For the marine toxicity test results, in particular the toxicity tests with Champia parvula, topsmelt and inland silversides, Cycle 3 results were similar to the Cycle 2 results. The inland silverside growth assay results for Cycle 3 confirmed the Cycle 2 improvement in effluent quality in comparison with Cycle 1 (Fig. 13). The Cycle 3 results for the topsmelt growth inhibition test, which showed no toxicity to effluent at full concentration, were similar to the Cycle 2 results, but no comparison could be made with Cycle 1, as this test was not used at that time (Fig. 13). Although there is a wide spread in the distribution of the toxicity data for the Champia reproduction assay, the data for both Cycles 2 and 3 generally indicate an improvement in effluent quality compared with the Cycle 1 test results (Fig. 13).
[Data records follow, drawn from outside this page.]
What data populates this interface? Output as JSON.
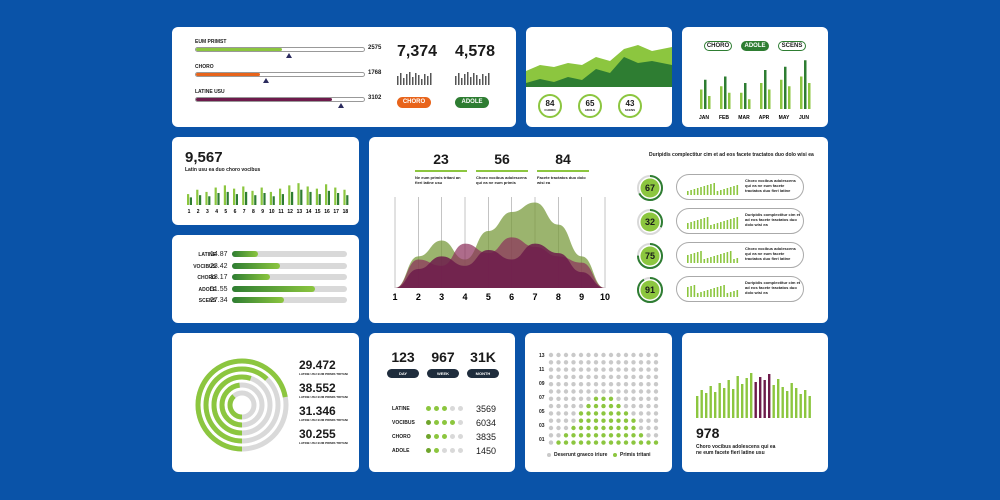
{
  "colors": {
    "bg": "#0a53a8",
    "green": "#8cc63f",
    "dgreen": "#2e7d32",
    "purple": "#6d1b4b",
    "orange": "#e8641b",
    "grey": "#d9d9d9"
  },
  "card1": {
    "bars": [
      {
        "label": "EUM PRIMST",
        "value": "2575",
        "frac": 0.51,
        "marker": 0.55,
        "color": "#8cc63f"
      },
      {
        "label": "CHORO",
        "value": "1768",
        "frac": 0.38,
        "marker": 0.42,
        "color": "#e8641b"
      },
      {
        "label": "LATINE USU",
        "value": "3102",
        "frac": 0.81,
        "marker": 0.86,
        "color": "#6d1b4b"
      }
    ],
    "stats": [
      {
        "value": "7,374",
        "pill": "CHORO",
        "pill_color": "#e8641b"
      },
      {
        "value": "4,578",
        "pill": "ADOLE",
        "pill_color": "#2e7d32"
      }
    ]
  },
  "card2": {
    "circles": [
      {
        "value": "84",
        "label": "CHORO"
      },
      {
        "value": "65",
        "label": "ADOLE"
      },
      {
        "value": "43",
        "label": "SCENS"
      }
    ]
  },
  "card3": {
    "pills": [
      "CHORO",
      "ADOLE",
      "SCENS"
    ],
    "chart_data": {
      "type": "bar",
      "categories": [
        "JAN",
        "FEB",
        "MAR",
        "APR",
        "MAY",
        "JUN"
      ],
      "series": [
        {
          "values": [
            6,
            7,
            5,
            8,
            9,
            10
          ]
        },
        {
          "values": [
            9,
            10,
            8,
            12,
            13,
            15
          ]
        },
        {
          "values": [
            4,
            5,
            3,
            6,
            7,
            8
          ]
        }
      ]
    }
  },
  "card4": {
    "value": "9,567",
    "caption": "Latin usu ea duo choro vocibus",
    "chart_data": {
      "type": "bar",
      "categories": [
        "1",
        "2",
        "3",
        "4",
        "5",
        "6",
        "7",
        "8",
        "9",
        "10",
        "11",
        "12",
        "13",
        "14",
        "15",
        "16",
        "17",
        "18"
      ],
      "series": [
        {
          "values": [
            10,
            14,
            12,
            16,
            18,
            15,
            17,
            13,
            16,
            12,
            15,
            18,
            20,
            17,
            15,
            19,
            16,
            14
          ]
        },
        {
          "values": [
            7,
            9,
            8,
            11,
            12,
            10,
            12,
            9,
            11,
            8,
            10,
            12,
            14,
            12,
            10,
            13,
            11,
            9
          ]
        }
      ]
    }
  },
  "card5": {
    "rows": [
      {
        "label": "LATINE",
        "value": "14.87",
        "frac": 0.23
      },
      {
        "label": "VOCIBUS",
        "value": "23.42",
        "frac": 0.42
      },
      {
        "label": "CHORO",
        "value": "18.17",
        "frac": 0.33
      },
      {
        "label": "ADOLE",
        "value": "51.55",
        "frac": 0.72
      },
      {
        "label": "SCENS",
        "value": "27.34",
        "frac": 0.45
      }
    ]
  },
  "card6": {
    "kpis": [
      {
        "value": "23",
        "caption": "Ne eum primis tritani an fieri latine usu"
      },
      {
        "value": "56",
        "caption": "Choro vocibus adolescens qui ea ne eum primis"
      },
      {
        "value": "84",
        "caption": "Facete tractatos duo dolo wisi ea"
      }
    ],
    "heading": "Duripidis complectitur cim et ad eos facete tractatos duo dolo wisi ea",
    "chart_data": {
      "type": "area",
      "x": [
        "1",
        "2",
        "3",
        "4",
        "5",
        "6",
        "7",
        "8",
        "9",
        "10"
      ],
      "series": [
        {
          "values": [
            0,
            6,
            10,
            7,
            12,
            9,
            14,
            11,
            5,
            0
          ]
        },
        {
          "values": [
            0,
            10,
            15,
            9,
            18,
            24,
            27,
            20,
            10,
            0
          ]
        },
        {
          "values": [
            0,
            9,
            7,
            14,
            11,
            16,
            13,
            10,
            8,
            0
          ]
        }
      ]
    },
    "gauges": [
      {
        "value": "67",
        "text": "Choro vocibus adolescens qui ea ne eum facete tractatos duo fieri latine"
      },
      {
        "value": "32",
        "text": "Duripidis complectitur cim et ad eos facete tractatos duo dolo wisi ea"
      },
      {
        "value": "75",
        "text": "Choro vocibus adolescens qui ea ne eum facete tractatos duo fieri latine"
      },
      {
        "value": "91",
        "text": "Duripidis complectitur cim et ad eos facete tractatos duo dolo wisi ea"
      }
    ]
  },
  "card7": {
    "values": [
      {
        "value": "29.472",
        "caption": "LATINE USU EUM PRIMIS TRITANI"
      },
      {
        "value": "38.552",
        "caption": "LATINE USU EUM PRIMIS TRITANI"
      },
      {
        "value": "31.346",
        "caption": "LATINE USU EUM PRIMIS TRITANI"
      },
      {
        "value": "30.255",
        "caption": "LATINE USU EUM PRIMIS TRITANI"
      }
    ],
    "rings": [
      0.72,
      0.62,
      0.55,
      0.48,
      0.38
    ]
  },
  "card8": {
    "kpis": [
      {
        "value": "123",
        "tag": "DAY"
      },
      {
        "value": "967",
        "tag": "WEEK"
      },
      {
        "value": "31K",
        "tag": "MONTH"
      }
    ],
    "rows": [
      {
        "label": "LATINE",
        "value": "3569",
        "filled": 3,
        "dark": 0
      },
      {
        "label": "VOCIBUS",
        "value": "6034",
        "filled": 4,
        "dark": 1
      },
      {
        "label": "CHORO",
        "value": "3835",
        "filled": 3,
        "dark": 1
      },
      {
        "label": "ADOLE",
        "value": "1450",
        "filled": 2,
        "dark": 1
      }
    ]
  },
  "card9": {
    "ylabels": [
      "13",
      "11",
      "09",
      "07",
      "05",
      "03",
      "01"
    ],
    "legend": [
      "Deserunt graeco iriure",
      "Primis tritani"
    ],
    "heights": [
      0,
      1,
      2,
      3,
      5,
      6,
      7,
      7,
      7,
      6,
      5,
      4,
      2,
      1,
      1
    ]
  },
  "card10": {
    "value": "978",
    "caption": "Choro vocibus adolescens qui ea ne eum facete fieri latine usu"
  }
}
Comparison of sublethal toxicity to freshwater species in Cycles 1, 2 and 3. Note that for the rainbow trout test, the EC25 is the effective concentration for 25% of the embryos

Figure 12: Comparison of sublethal toxicity to freshwater species in Cycles 1, 2 and 3. Note that for the rainbow trout test, the EC25 is the effective concentration for 25% of the embryos.
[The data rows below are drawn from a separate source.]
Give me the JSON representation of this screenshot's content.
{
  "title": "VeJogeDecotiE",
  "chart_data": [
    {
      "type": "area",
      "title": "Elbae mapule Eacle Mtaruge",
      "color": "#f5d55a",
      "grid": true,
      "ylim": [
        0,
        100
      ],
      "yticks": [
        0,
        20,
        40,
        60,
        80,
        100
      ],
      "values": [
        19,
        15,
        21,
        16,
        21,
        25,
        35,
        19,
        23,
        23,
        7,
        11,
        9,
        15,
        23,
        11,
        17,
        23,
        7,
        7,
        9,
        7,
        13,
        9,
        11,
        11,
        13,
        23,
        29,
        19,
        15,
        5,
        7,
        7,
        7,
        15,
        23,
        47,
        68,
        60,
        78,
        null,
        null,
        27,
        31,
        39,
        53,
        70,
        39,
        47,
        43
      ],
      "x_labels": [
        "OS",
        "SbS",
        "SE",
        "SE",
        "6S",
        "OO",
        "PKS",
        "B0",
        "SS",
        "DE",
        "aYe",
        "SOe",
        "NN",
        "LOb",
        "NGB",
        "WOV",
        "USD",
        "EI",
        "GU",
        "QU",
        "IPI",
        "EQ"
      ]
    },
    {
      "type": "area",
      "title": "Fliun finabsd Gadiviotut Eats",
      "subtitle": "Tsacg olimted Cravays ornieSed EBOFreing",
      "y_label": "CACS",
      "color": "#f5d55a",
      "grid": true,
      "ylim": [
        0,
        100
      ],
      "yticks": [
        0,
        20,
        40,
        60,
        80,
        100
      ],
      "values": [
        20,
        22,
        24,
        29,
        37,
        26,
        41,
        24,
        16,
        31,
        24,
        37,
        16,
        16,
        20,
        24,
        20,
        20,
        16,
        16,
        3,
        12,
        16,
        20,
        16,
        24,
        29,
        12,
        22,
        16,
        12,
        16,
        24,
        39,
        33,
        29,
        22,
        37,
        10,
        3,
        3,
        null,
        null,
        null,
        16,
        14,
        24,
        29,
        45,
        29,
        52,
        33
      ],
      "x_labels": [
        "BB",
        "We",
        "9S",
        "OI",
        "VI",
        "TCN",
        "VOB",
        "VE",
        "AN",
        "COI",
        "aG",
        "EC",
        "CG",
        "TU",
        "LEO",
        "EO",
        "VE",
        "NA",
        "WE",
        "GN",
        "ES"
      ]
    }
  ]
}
Comparison of sublethal toxicity to marine species in Cycles 1, 2 and 3.

Figure 13: Comparison of sublethal toxicity to marine species in Cycles 1, 2 and 3.

For the echinoderm fertilization test, there was a slight shift in the data spread from no toxicity in Cycle 2 to a moderately toxic effect (i.e., in the range of <22% v/v to =7.8% v/v) in Cycle 3. The reason for this shift will not be known without further analysis of the individual mill data. There may be higher variability in the echinoderm toxicity data because of the different species that were used for this test between cycles. For Cycle 3, 85% of test species were sea urchins, including Lytechinus pictus, Arbacia puctulata and Strongylocentrotus purpuratus, and 15% of test species were sand dollars (Dendraster excentricus). In contrast, Arbacia was not used in Cycle 2.

Looking at both the freshwater and marine histograms over all three cycles (Figs. 12 and 13), the tests measuring reproductive endpoints (C. dubia, echinoderms, C. parvula) were shifted the farthest to the right, indicating the higher sensitivity of those tests.

In Figure 14, the percentages of tests with IC25s showing no sublethal response in the highest test concentration are compared for Cycles 1, 2 and 3. For most of the tests, the percentages of tests reporting no sublethal response increased from Cycle 1 to 2 and showed little further change in Cycle 3 (as discussed above, methodological difficulties were encountered with the rainbow trout test).

Percentages of sublethal tests showing no effect at highest concentration

Figure 14: Percentages of sublethal tests showing no effect at highest concentration.